When searching for your dream home, you were just that – a dreamer. Now that you’re writing an offer, you need to be a business person. You need to approach this process with a cool head and a realistic perspective of your market. The two basic components of an offer are price and terms.
Price – the offer price should reflect the true market value of the home you want to buy. I will do a market analysis to determine the sale price of similar homes in the area. The results of this market research will help guide your offer price decision.
Terms – the other financial and timing factors that will be included in the offer.
There are eight categories of terms in NC’’s Offer to Purchase and Contract:
- Schedule – a schedule of events that has to happen before closing. In North Carolina, the schedule includes the due diligence period end date, the date for payment of additional earnest money (if applicable), and the anticipated closing date.
- Due Diligence Fee – a fee paid to the seller by the buyer to allow the buyer a period of time to thoroughly inspect the property before committing to the purchase. During the due diligence period, the buyer must obtain any financing needed to purchase the property. The buyer can back out of the contract at any time during the due diligence period with a full refund of the earnest money.
- Earnest Money – money paid into a trust account for the protection of the seller. This money is considered liquidated damages to the seller if the buyer unexpectedly pulls out of the deal after the due diligence period. It also makes a statement about the seriousness of the offer. The due diligence fee and earnest money are deducted from the sales price to determine the amount due from the buyer at closing.
- Home Owners Associations and Special Assessments – dues for Home Owners Associations and/or special assessments can add significant costs to the ownership of a particular property.

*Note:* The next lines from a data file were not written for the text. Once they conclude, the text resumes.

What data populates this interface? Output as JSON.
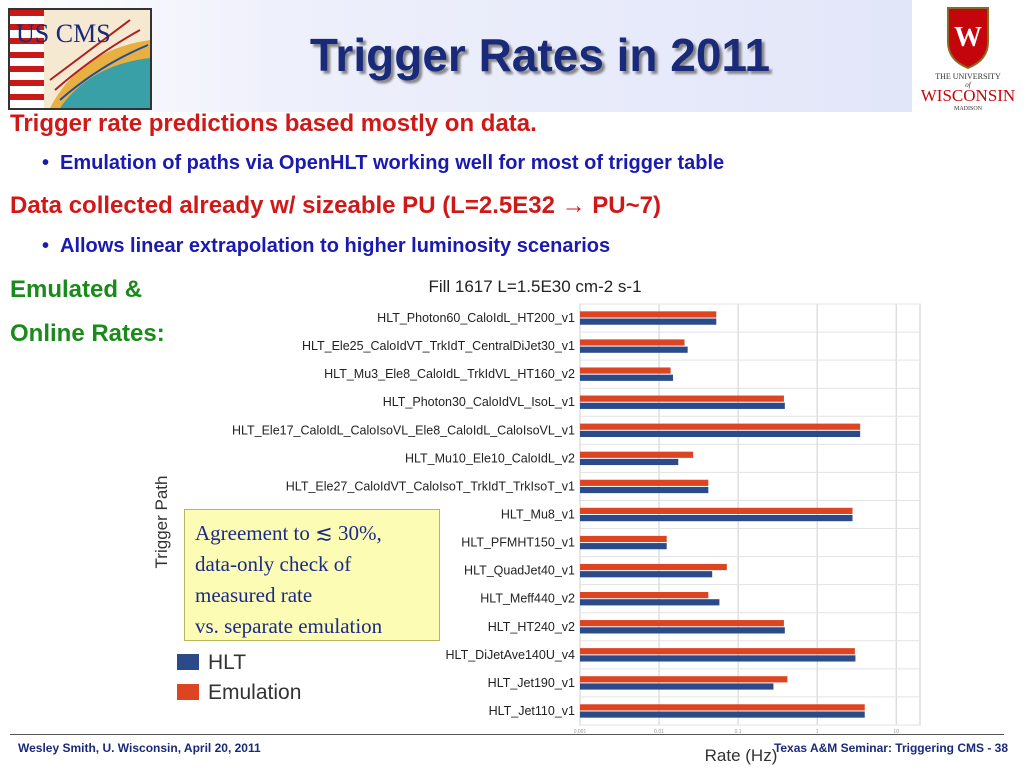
{
  "slide": {
    "title": "Trigger Rates in 2011",
    "line1": "Trigger rate predictions based mostly on data.",
    "line1_sub": "Emulation of paths via OpenHLT working well for most of trigger table",
    "line2": "Data collected already w/ sizeable PU (L=2.5E32 → PU~7)",
    "line2_sub": "Allows linear extrapolation to higher luminosity scenarios",
    "line3a": "Emulated  &",
    "line3b": "Online Rates:",
    "bullet_glyph": "•",
    "logo_left_text": "US CMS",
    "logo_right": {
      "top": "THE UNIVERSITY",
      "of": "of",
      "main": "WISCONSIN",
      "bottom": "MADISON",
      "crest_letter": "W"
    },
    "footer_left": "Wesley Smith, U. Wisconsin, April 20, 2011",
    "footer_right": "Texas A&M Seminar: Triggering CMS -  38"
  },
  "note": {
    "lines": [
      "Agreement to ≲ 30%,",
      "data-only check of",
      "measured rate",
      "vs. separate emulation"
    ]
  },
  "colors": {
    "hlt": "#2a4a8a",
    "emulation": "#dd4422",
    "title": "#1a2a7a",
    "red_text": "#d01818",
    "blue_text": "#1a1ab0",
    "green_text": "#1a8a1a",
    "wisconsin_red": "#c5050c"
  },
  "chart_data": {
    "type": "bar",
    "orientation": "horizontal",
    "title": "Fill 1617 L=1.5E30 cm-2 s-1",
    "xlabel": "Rate (Hz)",
    "ylabel": "Trigger Path",
    "xscale": "log",
    "xlim": [
      0.001,
      20
    ],
    "xticks": [
      0.001,
      0.01,
      0.1,
      1,
      10
    ],
    "xtick_labels": [
      "0.001",
      "0.01",
      "0.1",
      "1",
      "10"
    ],
    "grid": true,
    "legend_placement": "bottom-left",
    "categories": [
      "HLT_Photon60_CaloIdL_HT200_v1",
      "HLT_Ele25_CaloIdVT_TrkIdT_CentralDiJet30_v1",
      "HLT_Mu3_Ele8_CaloIdL_TrkIdVL_HT160_v2",
      "HLT_Photon30_CaloIdVL_IsoL_v1",
      "HLT_Ele17_CaloIdL_CaloIsoVL_Ele8_CaloIdL_CaloIsoVL_v1",
      "HLT_Mu10_Ele10_CaloIdL_v2",
      "HLT_Ele27_CaloIdVT_CaloIsoT_TrkIdT_TrkIsoT_v1",
      "HLT_Mu8_v1",
      "HLT_PFMHT150_v1",
      "HLT_QuadJet40_v1",
      "HLT_Meff440_v2",
      "HLT_HT240_v2",
      "HLT_DiJetAve140U_v4",
      "HLT_Jet190_v1",
      "HLT_Jet110_v1"
    ],
    "series": [
      {
        "name": "HLT",
        "values": [
          0.053,
          0.023,
          0.015,
          0.39,
          3.5,
          0.0175,
          0.042,
          2.8,
          0.0125,
          0.047,
          0.058,
          0.39,
          3.05,
          0.28,
          4.0
        ]
      },
      {
        "name": "Emulation",
        "values": [
          0.053,
          0.021,
          0.014,
          0.38,
          3.5,
          0.027,
          0.042,
          2.8,
          0.0125,
          0.072,
          0.042,
          0.38,
          3.0,
          0.42,
          4.0
        ]
      }
    ],
    "emulation_second_row_note": "",
    "legend": [
      "HLT",
      "Emulation"
    ]
  }
}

The North Carolina Offer to Purchase and Contract specifies these costs so that the buyer can make a reasonable assessment of the monthly costs associated with ownership of a particular property.
- Conveyances – the items that stay with the house when the sellers leave.
- Contingencies – the only contingency in North Carolina’s Offer to Purchase and Contract is for the buyer’s sale of his/her current home.
- Home warranty – this covers repairs or replacement of appliances and major systems. You may ask the seller to pay for a home warranty.
- Closing costs – it is standard for buyers to pay their closing costs, but if you want the sellers to pay some or all of the closing costs, we need to write that into the contract.
Once we have completed the Offer to Purchase, you will sign the offer. I will then present the offer to the listing agent who in turn will present it to the seller. The seller can accept the offer as written, reject the offer completely or counter the offer. If the seller counters the offer, the the original offer is not longer valid and you (the buyer) have the same choices of accepting, rejecting or countering. Once the price and terms of the negotiated offer are acceptable to both the seller and you, the buyer, the Offer to Purchase and Contract with the negotiated price and terms will be signed by both parties. At that time, you must pay the due diligence fee to the seller and the earnest money to the trust account in accordance with the contract terms.